Uno sigue apreciando Corazón porque contiene además una defensa incondicional de la escuela pública y laica, conformada por ciudadanos y no por feligreses, tan necesaria de valedores en estos tiempos retrógrados en los que parece que haya que proteger a sangre y fuego cada avance social conquistado por las generaciones que nos precedieron, y promueve entre los escolares una consideración a los profesores que hoy cuenta con pocos practicantes: "Respeta y quiere a tu maestro, hijo mío. Quiérelo porque consagra su vida al bien de tantos niños que luego lo olvidan; quiérelo, porque abre e ilumina la inteligencia y te educa el corazón; porque pertenece a esa gran familia de cincuenta mil maestros esparcidos por toda Italia y que son como los padres intelectuales de los millones de niños que contigo crecen; trabajadores mal comprendidos y mal recompensados que preparan para nuestra patria una generación mejor que la presente". 

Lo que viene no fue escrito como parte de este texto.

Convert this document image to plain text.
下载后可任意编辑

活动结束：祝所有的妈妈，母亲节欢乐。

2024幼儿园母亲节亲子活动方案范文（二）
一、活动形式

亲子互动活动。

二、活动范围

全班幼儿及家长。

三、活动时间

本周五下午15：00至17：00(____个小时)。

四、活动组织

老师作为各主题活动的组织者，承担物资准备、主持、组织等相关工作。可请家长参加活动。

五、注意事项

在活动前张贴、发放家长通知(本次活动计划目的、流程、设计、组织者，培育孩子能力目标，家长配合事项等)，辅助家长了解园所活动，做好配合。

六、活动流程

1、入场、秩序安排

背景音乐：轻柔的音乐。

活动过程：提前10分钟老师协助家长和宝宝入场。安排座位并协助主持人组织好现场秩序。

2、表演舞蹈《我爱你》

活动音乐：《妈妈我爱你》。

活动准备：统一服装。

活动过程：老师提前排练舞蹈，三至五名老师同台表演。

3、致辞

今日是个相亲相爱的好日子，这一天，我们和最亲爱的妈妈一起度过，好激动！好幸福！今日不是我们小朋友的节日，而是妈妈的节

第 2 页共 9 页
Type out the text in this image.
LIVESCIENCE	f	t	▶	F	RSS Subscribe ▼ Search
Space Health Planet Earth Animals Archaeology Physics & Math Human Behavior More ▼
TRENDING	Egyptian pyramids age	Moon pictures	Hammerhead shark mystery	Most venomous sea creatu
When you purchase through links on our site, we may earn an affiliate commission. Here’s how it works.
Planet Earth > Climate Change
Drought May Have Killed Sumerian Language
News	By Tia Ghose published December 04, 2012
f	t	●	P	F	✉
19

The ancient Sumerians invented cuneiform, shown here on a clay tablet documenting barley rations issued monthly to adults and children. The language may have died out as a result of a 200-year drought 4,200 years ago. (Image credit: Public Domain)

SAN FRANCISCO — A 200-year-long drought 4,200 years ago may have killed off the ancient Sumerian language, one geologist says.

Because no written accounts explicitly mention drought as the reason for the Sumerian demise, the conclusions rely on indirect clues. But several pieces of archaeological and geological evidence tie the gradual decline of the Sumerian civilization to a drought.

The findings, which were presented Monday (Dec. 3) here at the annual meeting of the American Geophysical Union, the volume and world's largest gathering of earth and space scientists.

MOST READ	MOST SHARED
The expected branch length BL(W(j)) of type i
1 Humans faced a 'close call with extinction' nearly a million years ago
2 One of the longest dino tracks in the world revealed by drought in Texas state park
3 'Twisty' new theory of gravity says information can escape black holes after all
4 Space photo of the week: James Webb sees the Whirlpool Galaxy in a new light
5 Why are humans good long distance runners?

A lo peor, sin quererlo, se ha puesto uno nostálgico y sentimental en exceso, y no falte quien lo tilde con razón de anacrónico e incluso de pequeñoburgués. Pero, sin ánimo de molestar a nadie, se empeña en considerar que libros como Corazón, con todos sus defectos, siguen recordándonos que la escuela es la fábrica de donde surgirán los hombres y las mujeres de mañana, y también que nada resulta tan genuino y menos ridículo que la emoción de un niño.